The copy module provides two ways to copy objects: shallow and deep. Understanding the difference prevents subtle bugs with mutable data.

The Problem

Assignment doesn't copy—it creates a reference:

original = [1, 2, [3, 4]]
reference = original
 
reference[0] = 99
print(original)  # [99, 2, [3, 4]] - original changed!

Both variables point to the same object.

Shallow Copy

A shallow copy creates a new object but references the same nested objects:

import copy
 
original = [1, 2, [3, 4]]
shallow = copy.copy(original)
 
# Top level is independent
shallow[0] = 99
print(original)  # [1, 2, [3, 4]] - unchanged
 
# But nested objects are shared
shallow[2][0] = 99
print(original)  # [1, 2, [99, 4]] - changed!

Deep Copy

A deep copy recursively copies everything:

import copy
 
original = [1, 2, [3, 4]]
deep = copy.deepcopy(original)
 
# Completely independent
deep[2][0] = 99
print(original)  # [1, 2, [3, 4]] - unchanged
print(deep)      # [1, 2, [99, 4]]

Visual Comparison

original = [1, 2, [3, 4]]

# Reference (assignment)
reference ──────────────────┐
                            ▼
original ──────────────► [1, 2, ●]──► [3, 4]

# Shallow copy
shallow ─────────────────► [1, 2, ●]──┐
                                      ▼
original ──────────────► [1, 2, ●]──► [3, 4]

# Deep copy
deep ─────────────────► [1, 2, ●]──► [3, 4]  (independent)
                                      
original ──────────────► [1, 2, ●]──► [3, 4]  (independent)

When to Use Each

Shallow copy when:

  • Objects contain only immutable items (strings, numbers, tuples)
  • You want to share nested objects intentionally
  • Performance matters and deep copy is overkill

Deep copy when:

  • Objects have nested mutable containers
  • You need complete independence
  • Modifying the copy should never affect the original

Built-in Shortcuts

Some types have copy methods:

# Lists
original = [1, 2, 3]
shallow = original.copy()  # or list(original) or original[:]
 
# Dicts
original = {'a': 1, 'b': 2}
shallow = original.copy()  # or dict(original)
 
# Sets
original = {1, 2, 3}
shallow = original.copy()  # or set(original)

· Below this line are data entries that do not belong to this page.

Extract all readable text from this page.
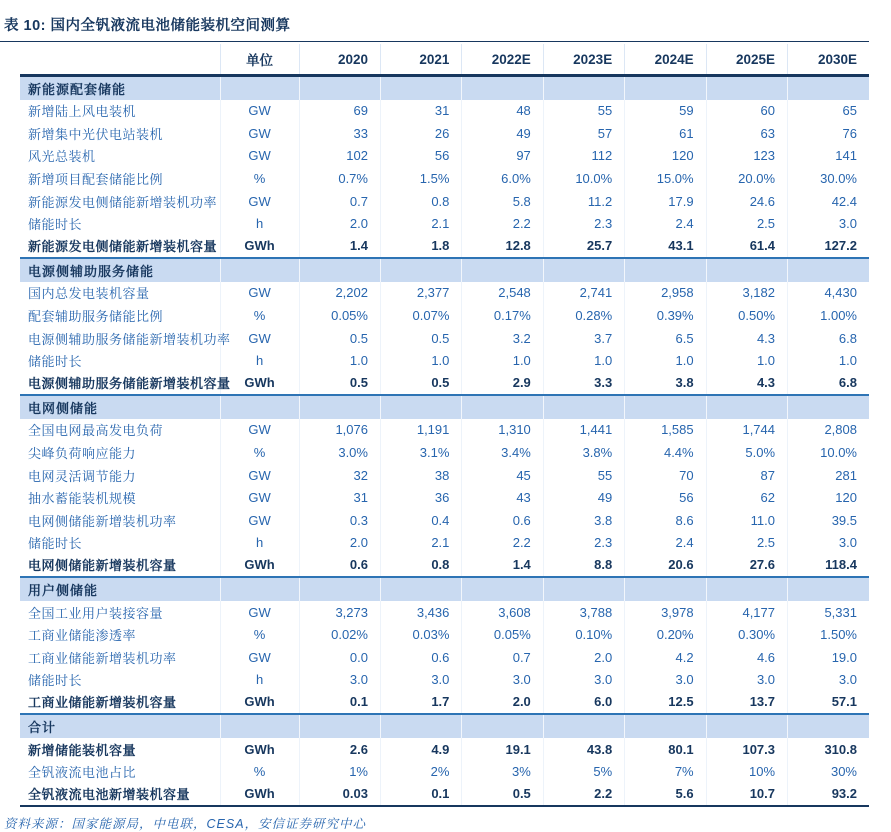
表 10: 国内全钒液流电池储能装机空间测算
	单位	2020	2021	2022E	2023E	2024E	2025E	2030E
新能源配套储能								
新增陆上风电装机	GW	69	31	48	55	59	60	65
新增集中光伏电站装机	GW	33	26	49	57	61	63	76
风光总装机	GW	102	56	97	112	120	123	141
新增项目配套储能比例	%	0.7%	1.5%	6.0%	10.0%	15.0%	20.0%	30.0%
新能源发电侧储能新增装机功率	GW	0.7	0.8	5.8	11.2	17.9	24.6	42.4
储能时长	h	2.0	2.1	2.2	2.3	2.4	2.5	3.0
新能源发电侧储能新增装机容量	GWh	1.4	1.8	12.8	25.7	43.1	61.4	127.2
电源侧辅助服务储能								
国内总发电装机容量	GW	2,202	2,377	2,548	2,741	2,958	3,182	4,430
配套辅助服务储能比例	%	0.05%	0.07%	0.17%	0.28%	0.39%	0.50%	1.00%
电源侧辅助服务储能新增装机功率	GW	0.5	0.5	3.2	3.7	6.5	4.3	6.8
储能时长	h	1.0	1.0	1.0	1.0	1.0	1.0	1.0
电源侧辅助服务储能新增装机容量	GWh	0.5	0.5	2.9	3.3	3.8	4.3	6.8
电网侧储能								
全国电网最高发电负荷	GW	1,076	1,191	1,310	1,441	1,585	1,744	2,808
尖峰负荷响应能力	%	3.0%	3.1%	3.4%	3.8%	4.4%	5.0%	10.0%
电网灵活调节能力	GW	32	38	45	55	70	87	281
抽水蓄能装机规模	GW	31	36	43	49	56	62	120
电网侧储能新增装机功率	GW	0.3	0.4	0.6	3.8	8.6	11.0	39.5
储能时长	h	2.0	2.1	2.2	2.3	2.4	2.5	3.0
电网侧储能新增装机容量	GWh	0.6	0.8	1.4	8.8	20.6	27.6	118.4
用户侧储能								
全国工业用户装接容量	GW	3,273	3,436	3,608	3,788	3,978	4,177	5,331
工商业储能渗透率	%	0.02%	0.03%	0.05%	0.10%	0.20%	0.30%	1.50%
工商业储能新增装机功率	GW	0.0	0.6	0.7	2.0	4.2	4.6	19.0
储能时长	h	3.0	3.0	3.0	3.0	3.0	3.0	3.0
工商业储能新增装机容量	GWh	0.1	1.7	2.0	6.0	12.5	13.7	57.1
合计								
新增储能装机容量	GWh	2.6	4.9	19.1	43.8	80.1	107.3	310.8
全钒液流电池占比	%	1%	2%	3%	5%	7%	10%	30%
全钒液流电池新增装机容量	GWh	0.03	0.1	0.5	2.2	5.6	10.7	93.2
资料来源：国家能源局，中电联，CESA，安信证券研究中心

These are all shallow copies.

Dictionaries Example

import copy
 
original = {
    'name': 'Alice',
    'scores': [95, 87, 92]
}
 
shallow = copy.copy(original)
deep = copy.deepcopy(original)
 
# Modify nested list in shallow copy
shallow['scores'].append(100)
print(original['scores'])  # [95, 87, 92, 100] - affected!
 
# Modify nested list in deep copy
deep['scores'].append(50)
print(original['scores'])  # [95, 87, 92, 100] - unchanged

Custom Objects

Classes can customize copying:

import copy
 
class Config:
    def __init__(self, settings):
        self.settings = settings
    
    def __copy__(self):
        # Custom shallow copy
        return Config(self.settings)
    
    def __deepcopy__(self, memo):
        # Custom deep copy
        return Config(copy.deepcopy(self.settings, memo))

The memo dict prevents infinite loops with circular references.

Circular References

Deep copy handles circular references:

import copy
 
a = [1, 2]
a.append(a)  # Circular reference
 
deep = copy.deepcopy(a)
print(deep[2] is deep)  # True - circular structure preserved
print(deep[2] is a)     # False - independent copy

Performance

Deep copy is slower:

import copy
import timeit
 
data = {'a': [1, 2, 3], 'b': {'x': [4, 5, 6]}}
 
shallow_time = timeit.timeit(lambda: copy.copy(data), number=100000)
deep_time = timeit.timeit(lambda: copy.deepcopy(data), number=100000)
 
# Deep copy is typically 5-10x slower

Common Pitfall: Default Arguments

# Bug: mutable default argument
def add_item(item, items=[]):
    items.append(item)
    return items
 
print(add_item(1))  # [1]
print(add_item(2))  # [1, 2] - same list!
 
# Fix: use None and copy
def add_item(item, items=None):
    if items is None:
        items = []
    items.append(item)
    return items

Testing Copies

Verify your copies work correctly:

import copy
 
def test_deep_copy():
    original = {'nested': [1, 2, 3]}
    copied = copy.deepcopy(original)
    
    # Modify copy
    copied['nested'].append(4)
    
    # Original unchanged
    assert original['nested'] == [1, 2, 3]
    assert copied['nested'] == [1, 2, 3, 4]

Summary

MethodNew Object?Nested Objects
Assignment (=)NoShared
copy.copy()YesShared
copy.deepcopy()YesCopied

When in doubt, use deepcopy(). It's slower but safer. Only optimize to shallow copy when you've verified nested objects don't need independence.